Fifty-year-old Chakravartthy from Mettupalayam, Tamil Nadu, works as a private security guard in Bengaluru. His only companion is his cycle, atop which he has spent the past few years attempting to solve Karnataka and Tamil Nadu's Cauvery issue.
After a failed furniture business in his native place, Cycle Chakravartthy, as he has come to be known, came to Bengaluru in search of work in 2005. He got a job as a security guard but was homeless for more than two years. It was because he was determined not just to save enough money to rent a place but also to buy a cycle, according to The Hindu. In his words,
“I came looking for work and got a job as a security guard with a firm for a monthly pay of Rs 2,500. For 33 months, pavements and parks were my home. I saved enough money to take a room on rent at Byappanahalli and buy a bicycle.”
Chakravartthy became aware of the Cauvery issue in the 1990s when the Tamil-speaking population started fleeing Karnataka because of the riots. He helped by providing food to the ones fleeing the state. Concerned about the brewing issue, he read extensively about the subject.

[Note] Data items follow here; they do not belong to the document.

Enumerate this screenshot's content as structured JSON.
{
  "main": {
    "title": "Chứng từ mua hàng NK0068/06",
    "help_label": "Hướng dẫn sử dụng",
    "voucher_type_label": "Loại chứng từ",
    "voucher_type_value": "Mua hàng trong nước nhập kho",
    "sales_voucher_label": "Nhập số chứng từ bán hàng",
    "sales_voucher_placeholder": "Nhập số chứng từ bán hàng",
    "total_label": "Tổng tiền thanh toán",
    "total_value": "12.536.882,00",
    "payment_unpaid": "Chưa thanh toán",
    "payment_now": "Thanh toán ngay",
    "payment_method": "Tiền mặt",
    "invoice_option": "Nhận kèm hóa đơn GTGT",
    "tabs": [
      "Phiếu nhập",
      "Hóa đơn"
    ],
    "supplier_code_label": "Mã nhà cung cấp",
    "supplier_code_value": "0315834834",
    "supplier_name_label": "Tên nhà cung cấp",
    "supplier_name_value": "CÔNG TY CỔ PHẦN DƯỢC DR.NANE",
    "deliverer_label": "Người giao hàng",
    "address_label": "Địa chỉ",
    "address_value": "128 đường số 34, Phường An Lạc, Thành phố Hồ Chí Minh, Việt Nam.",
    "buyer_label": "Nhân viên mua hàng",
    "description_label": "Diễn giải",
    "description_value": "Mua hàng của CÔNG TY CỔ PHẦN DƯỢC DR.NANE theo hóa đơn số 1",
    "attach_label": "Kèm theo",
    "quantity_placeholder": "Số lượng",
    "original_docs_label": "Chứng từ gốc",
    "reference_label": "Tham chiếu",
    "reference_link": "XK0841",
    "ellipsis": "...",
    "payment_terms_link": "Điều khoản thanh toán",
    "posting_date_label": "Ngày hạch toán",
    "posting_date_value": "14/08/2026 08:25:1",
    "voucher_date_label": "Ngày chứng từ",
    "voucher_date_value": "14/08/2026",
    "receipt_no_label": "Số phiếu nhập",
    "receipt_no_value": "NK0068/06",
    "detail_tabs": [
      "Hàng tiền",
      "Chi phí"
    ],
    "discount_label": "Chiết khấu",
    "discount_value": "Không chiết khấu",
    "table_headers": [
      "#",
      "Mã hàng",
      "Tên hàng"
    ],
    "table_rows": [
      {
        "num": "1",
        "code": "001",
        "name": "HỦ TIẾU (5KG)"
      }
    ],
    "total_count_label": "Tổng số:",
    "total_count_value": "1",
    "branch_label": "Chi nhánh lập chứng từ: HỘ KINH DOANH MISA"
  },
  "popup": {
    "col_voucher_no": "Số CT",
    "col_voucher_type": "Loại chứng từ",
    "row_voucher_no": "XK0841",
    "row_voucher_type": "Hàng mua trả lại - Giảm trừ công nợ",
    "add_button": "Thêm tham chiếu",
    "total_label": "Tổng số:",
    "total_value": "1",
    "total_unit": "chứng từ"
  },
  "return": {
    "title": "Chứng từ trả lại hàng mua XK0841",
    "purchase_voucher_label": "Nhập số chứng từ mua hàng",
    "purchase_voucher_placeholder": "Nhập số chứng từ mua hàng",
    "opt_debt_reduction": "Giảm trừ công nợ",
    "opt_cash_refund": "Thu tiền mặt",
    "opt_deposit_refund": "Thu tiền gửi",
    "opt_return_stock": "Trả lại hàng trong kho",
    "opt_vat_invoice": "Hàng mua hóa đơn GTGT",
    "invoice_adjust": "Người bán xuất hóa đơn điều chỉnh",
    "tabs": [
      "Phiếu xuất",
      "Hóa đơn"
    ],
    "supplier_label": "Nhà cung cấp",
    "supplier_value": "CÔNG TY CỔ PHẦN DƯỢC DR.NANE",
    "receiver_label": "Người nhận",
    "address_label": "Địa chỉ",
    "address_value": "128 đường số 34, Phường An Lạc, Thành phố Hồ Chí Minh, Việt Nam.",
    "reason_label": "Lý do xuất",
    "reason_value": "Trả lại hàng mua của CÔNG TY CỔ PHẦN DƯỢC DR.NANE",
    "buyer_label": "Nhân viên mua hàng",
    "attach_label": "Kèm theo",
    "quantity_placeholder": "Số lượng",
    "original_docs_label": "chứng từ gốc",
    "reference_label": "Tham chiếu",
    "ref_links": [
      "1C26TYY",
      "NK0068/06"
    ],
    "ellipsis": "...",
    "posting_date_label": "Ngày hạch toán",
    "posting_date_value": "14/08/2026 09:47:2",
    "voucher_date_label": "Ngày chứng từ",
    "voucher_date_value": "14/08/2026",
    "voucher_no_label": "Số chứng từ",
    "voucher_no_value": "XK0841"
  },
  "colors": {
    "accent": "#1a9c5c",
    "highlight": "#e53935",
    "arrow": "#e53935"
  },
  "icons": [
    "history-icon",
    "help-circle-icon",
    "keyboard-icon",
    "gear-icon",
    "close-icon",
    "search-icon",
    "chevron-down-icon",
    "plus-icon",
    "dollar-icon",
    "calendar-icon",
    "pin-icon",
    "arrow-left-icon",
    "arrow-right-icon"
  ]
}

He was determined to do his part to solve the issue between two states he genuinely cares about. So, he went on his first cycling trip in 2012, a round trip between Bengaluru and Chennai. During the trip, he met people (from both states) and explained each side to the people of the other state. To attract more attention to his cause, he has taken steps to make sure people notice him — his long, coloured hair and bright clothes serve an important purpose. In an interview with The Times of India, he said,
"I gave my ride a colourful sticker job and bought a photograph of MGR (ex-TN chief minister) kissing Rajkumar on the cheek. I framed the picture, fitted it in front of my cycle, and pedalled across Bengaluru for months. I thought it was the best symbol of peace. I met a lot of curious people and spoke to them."
He has named his cycle Shahara and believes he doesn't need any other companion in his life and that married life wouldn't suit his purpose. In the five years since he started, he has taken a lot of trips across South India not just to emphasise on interstate peace but also on world peace.